My best friend and I have been intimate on and off over the past few years while in between relationships. he just found out he may have herpes. As in, he's never been tested or had symptoms but a few days after he was with a girl she had an outbreak (she claims to have never had one and the outbreak tested positive for hsv1). If he did get it and pass it on, he likely got it very recently from his last not very faithful girlfriend. In between this last girlfriend and the the girl who had the outbreak, my bff and I did fool around a few times. After the news I got tested but came back negative for both types of herpes, though I know it could be too soon to show up.
I am so confused and don't know what to do. Most importantly, I need him to feel/be okay and I seem to have no effect in doing that. He is so depressed and feeling useless like he has nothing to look forward to now. I'm honestly tempted just to be with him/risk getting it to show him that he's fine and it's not the biggest deal in the world either way. Especially since it's Hsv1 chances are a ton of people he or I might want to date in the future would already have it, at least orally. At the same time if I don't already have it, I have some of the same fears he does now- how would I navigate a potential relationship where I might give it to someone I love? Still It just breaks my heart to see him so lost.
A few factors: slight possibility neither of us has it and the girl just had her first noticeable outbreak after years of latency, triggered by rough sex. Slight possibility I know.
B) my bff and I are going on a month-long trip. With our history it will be very difficult to not be intimate, and I worry that instead of being awesome the trip will actually prove to depress him further :/
C) the trip is too soon to conclusively know if either/both of us have it. If both then this wouldn't be an issue but if I didn't have it and got a primary outbreak while traveling, well, that would suck big time obviously.
D) possible he could have it orally and just spread it to her down there via saliva etc, in which case we could still play around safely with everything not involving his mouth ;) but how would we know where it is without an outbreak? So tricky.
E) protection isn't really an option. You can contest this but just trust me. It wouldn't protect surrounding areas and even if it did, nothing can happen. Years of experience trying, including recently, to back this up. Not an option, unless you know some amazing trick in which case enlighten me!
F) I have pretty sensitive skin. Doesn't mean much just a factor in my head thinking there might be a higher chance of transmission or of outbreaks being particularly Oww.

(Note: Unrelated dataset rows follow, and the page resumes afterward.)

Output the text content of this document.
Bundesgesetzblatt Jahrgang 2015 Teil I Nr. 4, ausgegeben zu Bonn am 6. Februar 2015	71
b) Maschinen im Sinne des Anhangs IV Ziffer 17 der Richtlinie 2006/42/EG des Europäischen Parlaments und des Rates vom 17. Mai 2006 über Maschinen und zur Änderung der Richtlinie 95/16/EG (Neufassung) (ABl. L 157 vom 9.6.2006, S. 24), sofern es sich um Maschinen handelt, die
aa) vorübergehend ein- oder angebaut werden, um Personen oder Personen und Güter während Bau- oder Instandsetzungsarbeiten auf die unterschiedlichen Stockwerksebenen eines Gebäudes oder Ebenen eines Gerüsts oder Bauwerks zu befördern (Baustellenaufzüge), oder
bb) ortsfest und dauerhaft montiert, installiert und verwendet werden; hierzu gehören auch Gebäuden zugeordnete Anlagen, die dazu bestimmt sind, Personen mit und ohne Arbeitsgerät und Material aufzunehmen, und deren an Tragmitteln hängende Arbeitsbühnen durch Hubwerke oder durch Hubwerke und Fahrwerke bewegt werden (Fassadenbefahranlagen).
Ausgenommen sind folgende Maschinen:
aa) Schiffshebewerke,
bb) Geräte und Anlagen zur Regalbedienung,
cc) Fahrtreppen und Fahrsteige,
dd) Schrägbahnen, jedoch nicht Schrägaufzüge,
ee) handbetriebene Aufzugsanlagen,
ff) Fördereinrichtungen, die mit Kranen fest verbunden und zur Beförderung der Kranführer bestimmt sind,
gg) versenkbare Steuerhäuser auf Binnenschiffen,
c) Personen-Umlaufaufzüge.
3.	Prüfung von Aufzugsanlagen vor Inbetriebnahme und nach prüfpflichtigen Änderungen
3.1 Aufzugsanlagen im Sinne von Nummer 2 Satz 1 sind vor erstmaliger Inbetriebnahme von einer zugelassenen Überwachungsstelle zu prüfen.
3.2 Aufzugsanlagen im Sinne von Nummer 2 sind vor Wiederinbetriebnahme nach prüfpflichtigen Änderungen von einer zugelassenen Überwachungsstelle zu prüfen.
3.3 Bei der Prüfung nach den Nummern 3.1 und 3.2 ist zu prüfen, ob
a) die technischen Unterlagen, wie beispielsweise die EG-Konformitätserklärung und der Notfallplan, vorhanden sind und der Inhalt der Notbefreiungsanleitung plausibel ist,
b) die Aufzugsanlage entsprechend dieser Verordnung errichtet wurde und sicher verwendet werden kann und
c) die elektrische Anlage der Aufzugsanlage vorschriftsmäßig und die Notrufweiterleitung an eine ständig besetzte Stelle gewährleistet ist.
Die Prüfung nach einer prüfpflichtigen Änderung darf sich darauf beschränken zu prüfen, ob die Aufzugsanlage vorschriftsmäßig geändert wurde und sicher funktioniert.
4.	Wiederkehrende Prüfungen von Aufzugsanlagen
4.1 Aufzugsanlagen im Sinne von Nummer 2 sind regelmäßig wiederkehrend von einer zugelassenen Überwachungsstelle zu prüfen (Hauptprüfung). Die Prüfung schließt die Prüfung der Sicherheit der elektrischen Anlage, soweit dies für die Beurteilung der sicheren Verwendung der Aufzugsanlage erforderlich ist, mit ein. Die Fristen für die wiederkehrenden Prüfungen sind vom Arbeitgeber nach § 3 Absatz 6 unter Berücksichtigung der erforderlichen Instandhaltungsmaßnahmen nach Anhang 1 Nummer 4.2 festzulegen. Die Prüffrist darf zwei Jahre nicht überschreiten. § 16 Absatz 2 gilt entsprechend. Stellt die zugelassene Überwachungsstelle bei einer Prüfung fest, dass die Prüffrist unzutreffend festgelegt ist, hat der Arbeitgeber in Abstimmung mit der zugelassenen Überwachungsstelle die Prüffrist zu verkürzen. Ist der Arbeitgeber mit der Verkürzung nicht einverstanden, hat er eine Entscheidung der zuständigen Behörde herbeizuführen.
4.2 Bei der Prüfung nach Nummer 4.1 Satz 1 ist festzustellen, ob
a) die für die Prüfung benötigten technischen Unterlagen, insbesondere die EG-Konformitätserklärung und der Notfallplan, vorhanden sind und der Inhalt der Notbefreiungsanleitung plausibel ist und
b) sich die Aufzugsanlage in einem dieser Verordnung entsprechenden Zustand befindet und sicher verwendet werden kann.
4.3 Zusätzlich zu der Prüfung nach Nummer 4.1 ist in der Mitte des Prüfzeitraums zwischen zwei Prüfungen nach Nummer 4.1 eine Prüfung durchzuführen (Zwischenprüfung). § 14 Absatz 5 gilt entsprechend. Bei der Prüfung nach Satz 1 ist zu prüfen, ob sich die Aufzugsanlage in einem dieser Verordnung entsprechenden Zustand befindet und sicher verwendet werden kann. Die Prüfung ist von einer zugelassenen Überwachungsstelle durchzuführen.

If it were someone I was going to be with for the rest of my life there would be no factors/questions. But this is someone I know well, care about a lot and plan on having as a friend at least for as long as life and time permits :) However, we will probably end up with other people, romantically, which is why all the questions. I know you can't tell me what to do or what is right for me but I would appreciate any input soooo much! Is there anyone who has been intimate with someone that they didn't marry/end up with and got herpes as a result, but wouldn't take back that choice because of the importance of the connection with that person?